When it comes to pushing back the draft, I wish that time would be spent reconsidering the move long-term. If there is a long-term change, it's a mistake to push the draft back to May. The thought is to move the 2014 draft from April 25 to May 8 or May 15, the 2015 draft to May 7 and the 2016 draft to May 7.
The problem involving the draft is Radio City Music Hall, the draft's home for the past eight years. A scheduling conflict with Radio City is forcing the NFL to move back the 2014 draft, which is under the power of the commissioner and not a collectively bargained issue.
Radio City is scheduling an Easter event for next year that would last several weeks and is expected to be held the next couple of years as well.
Goodell said he doesn't see any choice but to move the 2014 draft back because it's so late to be seeking an alternate venue. I was reassured to see the league would consider moving subsequent drafts to another city if future solutions aren't found.
The problem is going to affect the coaches more than the fans. Fans would follow the draft if it were held in July. That's not the problem. The concern is preparation. Coaches in 2014 would have three fewer weeks to prepare rookies for training camp.

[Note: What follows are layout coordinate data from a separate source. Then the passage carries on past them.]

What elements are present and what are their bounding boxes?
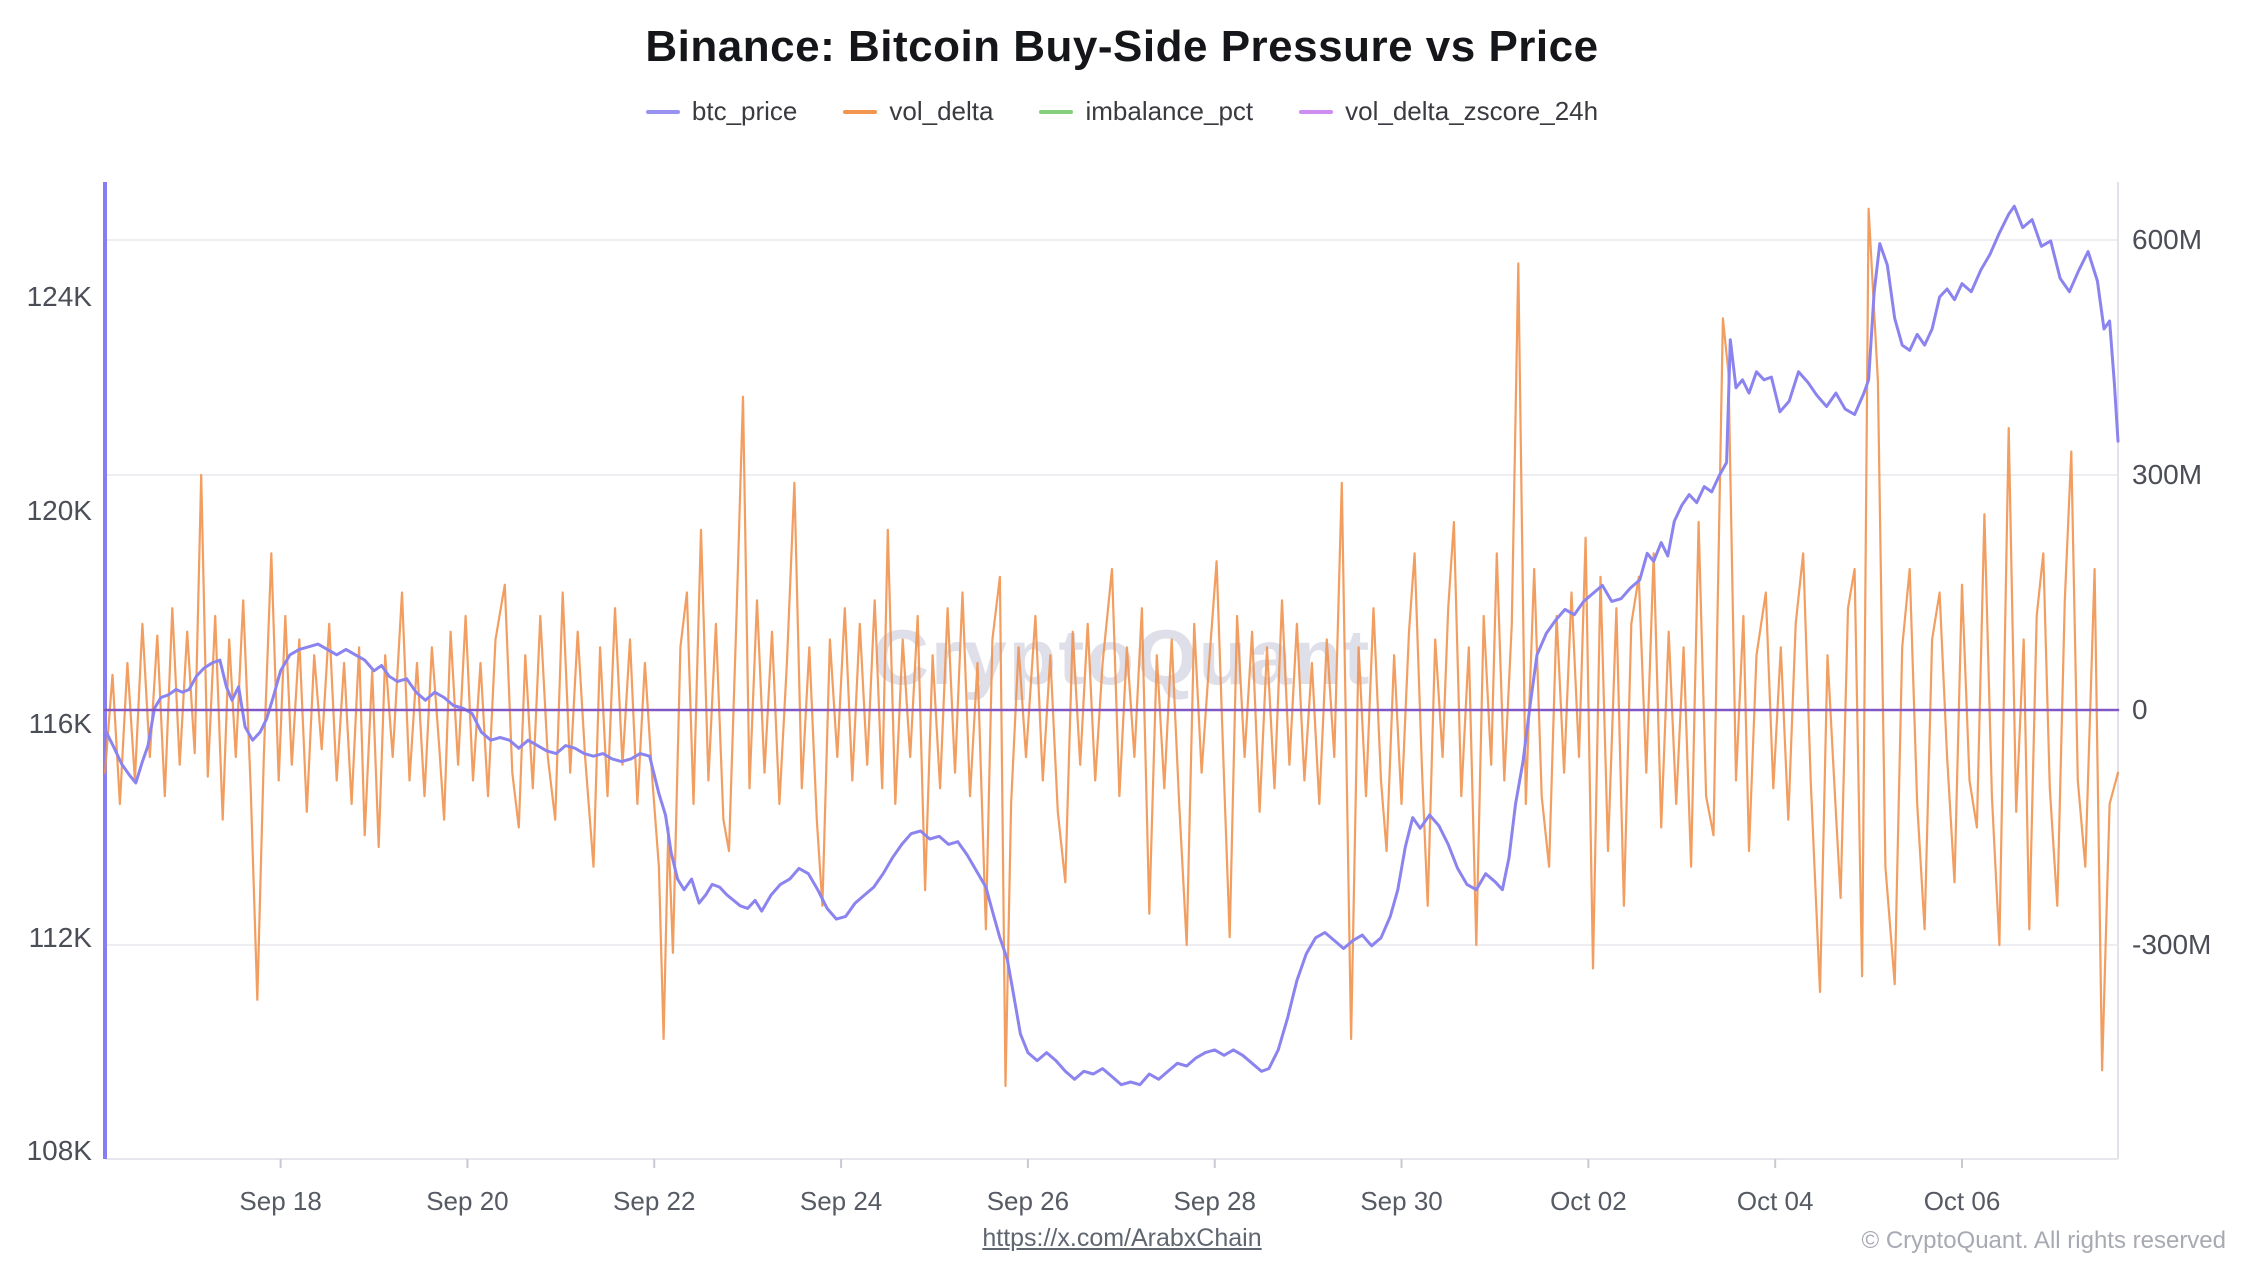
x-tick-label: Sep 30 <box>1360 1186 1443 1216</box>
legend-item-imbalance-pct: imbalance_pct <box>1039 96 1253 127</box>
y-right-tick-label: 0 <box>2132 694 2148 725</box>
vol-delta-zscore-swatch-icon <box>1299 109 1334 114</box>
legend-label: vol_delta_zscore_24h <box>1345 96 1599 126</box>
y-left-tick-label: 108K <box>26 1135 92 1167</box>
btc-price-line <box>103 204 2120 1087</box>
copyright-text: © CryptoQuant. All rights reserved <box>1861 1227 2227 1254</box>
y-left-tick-label: 112K <box>28 921 92 953</box>
footer-link-container: https://x.com/ArabxChain <box>0 1224 2244 1253</box>
btc-price-swatch-icon <box>645 109 680 114</box>
legend-label: vol_delta <box>889 96 994 126</box>
legend-item-vol-delta: vol_delta <box>843 96 993 127</box>
x-tick-label: Oct 06 <box>1923 1186 2001 1216</box>
legend-label: btc_price <box>691 96 798 126</box>
x-tick-label: Oct 02 <box>1550 1186 1627 1216</box>
x-tick-label: Sep 26 <box>986 1186 1070 1216</box>
x-tick-label: Sep 20 <box>426 1186 509 1216</box>
x-tick-label: Sep 22 <box>613 1186 696 1216</box>
imbalance-pct-swatch-icon <box>1039 109 1074 114</box>
x-tick-label: Sep 24 <box>799 1186 883 1216</box>
legend-label: imbalance_pct <box>1085 96 1254 126</box>
legend-item-btc-price: btc_price <box>645 96 798 127</box>
x-tick-label: Sep 18 <box>239 1186 322 1216</box>
x-tick-label: Sep 28 <box>1173 1186 1256 1216</box>
y-right-tick-label: -300M <box>2132 929 2212 960</box>
vol-delta-swatch-icon <box>843 109 878 114</box>
y-left-tick-label: 120K <box>26 494 92 526</box>
chart-title: Binance: Bitcoin Buy-Side Pressure vs Pr… <box>645 22 1599 71</box>
arabxchain-link[interactable]: https://x.com/ArabxChain <box>982 1224 1262 1252</box>
legend-item-vol-delta-zscore: vol_delta_zscore_24h <box>1299 96 1598 127</box>
y-right-tick-label: 600M <box>2132 224 2203 255</box>
y-right-tick-label: 300M <box>2132 459 2203 490</box>
x-tick-label: Oct 04 <box>1736 1186 1814 1216</box>
legend: btc_price vol_delta imbalance_pct vol_de… <box>0 96 2244 127</box>
vol-delta-line <box>103 207 2120 1088</box>
y-left-tick-label: 116K <box>28 708 92 740</box>
y-left-tick-label: 124K <box>26 281 92 312</box>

It's almost setting up a scenario in which many college coaches would be better suited to handle the NFL offseason than first-time NFL assistants. College coaches are accustomed to short preparation time. They have a limited number of spring practices and a short time before the start of the season to prepare the college players.
Look at the problems in 2014. Coaches would have a little less than a month to coach up the rookies. Under the current rules, rookie minicamps can be held during the first two weeks in May.
A May 15 draft would all but eliminate the rookie minicamps. Rookies would have to report to the OTAs and learn the playbook in a couple of weeks. Many of the final minicamps are held during the first two weeks in June, with a few going into the third week.
But by June 20, teams shut down for a month.
The other problem would be the schools in the Pac-12 or those that are on the quarter system, whose players can't take part in offseason workouts until their classes graduate.
Except for the problems with Radio City Music Hall, nothing is broken with the offseason schedule. The combine toward the end of February is working well because prospects are running their 40s and doing their workouts, limiting the need for coaches and scouts to travel across the country grabbing times with their stopwatches.
If you move the combine back, it could interfere with players being available for their pro days in college. At least for now, the combine is held before those pro days, so there aren't any conflicts.
Goodell confirmed he will continue talks with the NFL Players Association about moving up the start of free agency to before the combine. That's not as much of a big deal except it puts more pressure on general managers and will particularly make it tougher on the Super Bowl teams.
Within a couple weeks of the Super Bowl, teams will have to make their free-agent moves. There may be plenty of tired GMs and coaches making rash decisions.
Radio City's scheduling conflicts shouldn't force the NFL to change a successful system. The draft continues to grow as far as ratings and interest. It helps to hold the draft in New York because of the fan interest and proximity to the league office.
But if an Easter event is causing a long-term change, the NFL needs to find the right venue for the draft in New York or someplace else.